Vera’nın da kırılan topuğu yüzünden yeni bir ayakkabı almak için gittiği mağazada saatlerce model ve renk seçimi yapamaması, ayakkabının dahi nükleer felaketten daha önemli olmadığı düşüncesine iyi bir örnek sahne diyebiliriz.

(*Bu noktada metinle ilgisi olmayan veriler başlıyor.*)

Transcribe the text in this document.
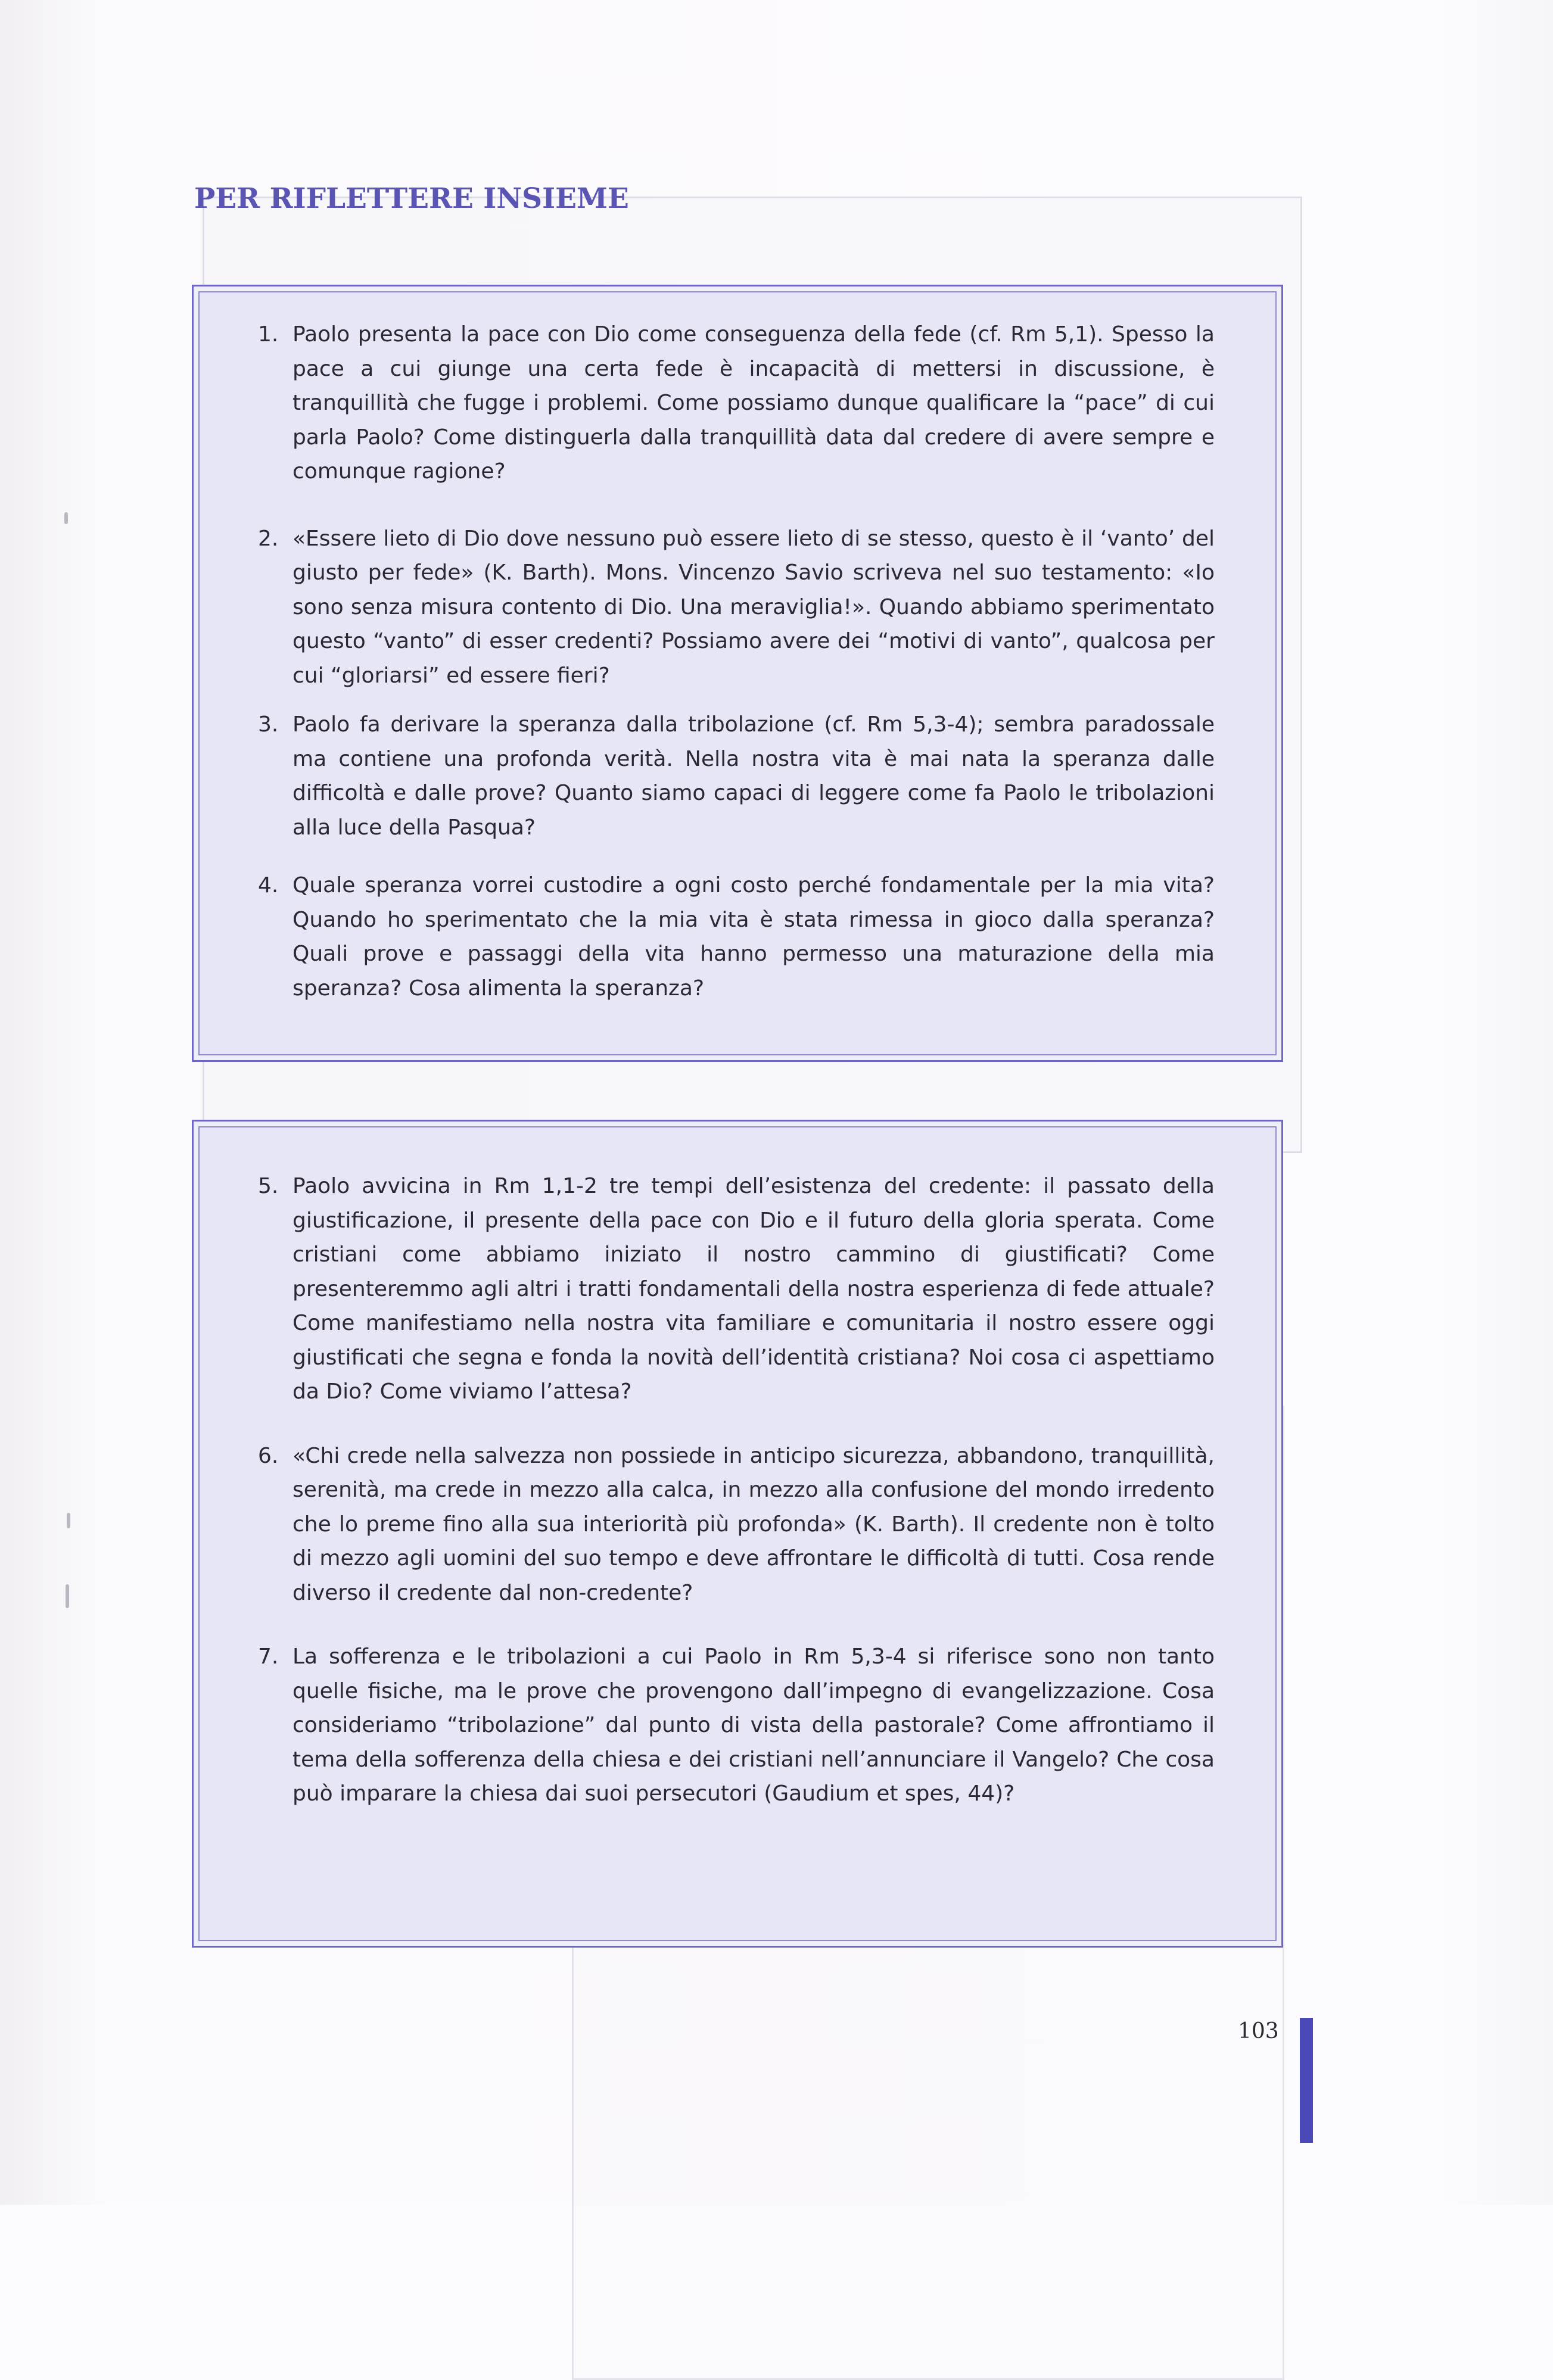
PER RIFLETTERE INSIEME
1. Paolo presenta la pace con Dio come conseguenza della fede (cf. Rm 5,1). Spesso la pace a cui giunge una certa fede è incapacità di mettersi in discussione, è tranquillità che fugge i problemi. Come possiamo dunque qualificare la “pace” di cui parla Paolo? Come distinguerla dalla tranquillità data dal credere di avere sempre e comunque ragione?
2. «Essere lieto di Dio dove nessuno può essere lieto di se stesso, questo è il ‘vanto’ del giusto per fede» (K. Barth). Mons. Vincenzo Savio scriveva nel suo testamento: «Io sono senza misura contento di Dio. Una meraviglia!». Quando abbiamo sperimentato questo “vanto” di esser credenti? Possiamo avere dei “motivi di vanto”, qualcosa per cui “gloriarsi” ed essere fieri?
3. Paolo fa derivare la speranza dalla tribolazione (cf. Rm 5,3-4); sembra paradossale ma contiene una profonda verità. Nella nostra vita è mai nata la speranza dalle difficoltà e dalle prove? Quanto siamo capaci di leggere come fa Paolo le tribolazioni alla luce della Pasqua?
4. Quale speranza vorrei custodire a ogni costo perché fondamentale per la mia vita? Quando ho sperimentato che la mia vita è stata rimessa in gioco dalla speranza? Quali prove e passaggi della vita hanno permesso una maturazione della mia speranza? Cosa alimenta la speranza?
5. Paolo avvicina in Rm 1,1-2 tre tempi dell’esistenza del credente: il passato della giustificazione, il presente della pace con Dio e il futuro della gloria sperata. Come cristiani come abbiamo iniziato il nostro cammino di giustificati? Come presenteremmo agli altri i tratti fondamentali della nostra esperienza di fede attuale? Come manifestiamo nella nostra vita familiare e comunitaria il nostro essere oggi giustificati che segna e fonda la novità dell’identità cristiana? Noi cosa ci aspettiamo da Dio? Come viviamo l’attesa?
6. «Chi crede nella salvezza non possiede in anticipo sicurezza, abbandono, tranquillità, serenità, ma crede in mezzo alla calca, in mezzo alla confusione del mondo irredento che lo preme fino alla sua interiorità più profonda» (K. Barth). Il credente non è tolto di mezzo agli uomini del suo tempo e deve affrontare le difficoltà di tutti. Cosa rende diverso il credente dal non-credente?
7. La sofferenza e le tribolazioni a cui Paolo in Rm 5,3-4 si riferisce sono non tanto quelle fisiche, ma le prove che provengono dall’impegno di evangelizzazione. Cosa consideriamo “tribolazione” dal punto di vista della pastorale? Come affrontiamo il tema della sofferenza della chiesa e dei cristiani nell’annunciare il Vangelo? Che cosa può imparare la chiesa dai suoi persecutori (Gaudium et spes, 44)?
103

Filmin nükleer santraldeki sızıntının gösterildiği başlangıç sekansındaki görsellikte renkler koyu, karanlık seçilmiş, gölgeler yüzünden insan yüzleri de net görünmüyor. Daha sonra şehir hayatının anlatıldığı sekanslar ise parlak, aydınlık ve bol renkli olarak görüntülenmiş. Yine yönetmenin ve görüntü yönetmeni Oleg Mutu’nun bir tercihi olarak filmin büyük çoğunluğunda kameranın elde çekim yapmış olması yüzünden titreyen ve bitip tükenmek bilmeyen düğün sahnesinde bir yakınlaşıp bir uzaklaşan görüntüler, izleyiciyi daha da geriyor. Bu da, filmde var olmayan endişenin -hiç değilse-izleyiciye geçmesini sağlıyor. Bu duygu aktarımı için filmin başından sonuna hiç dış müziğe başvurulmamış olduğunu da hatırlatmakta fayda var.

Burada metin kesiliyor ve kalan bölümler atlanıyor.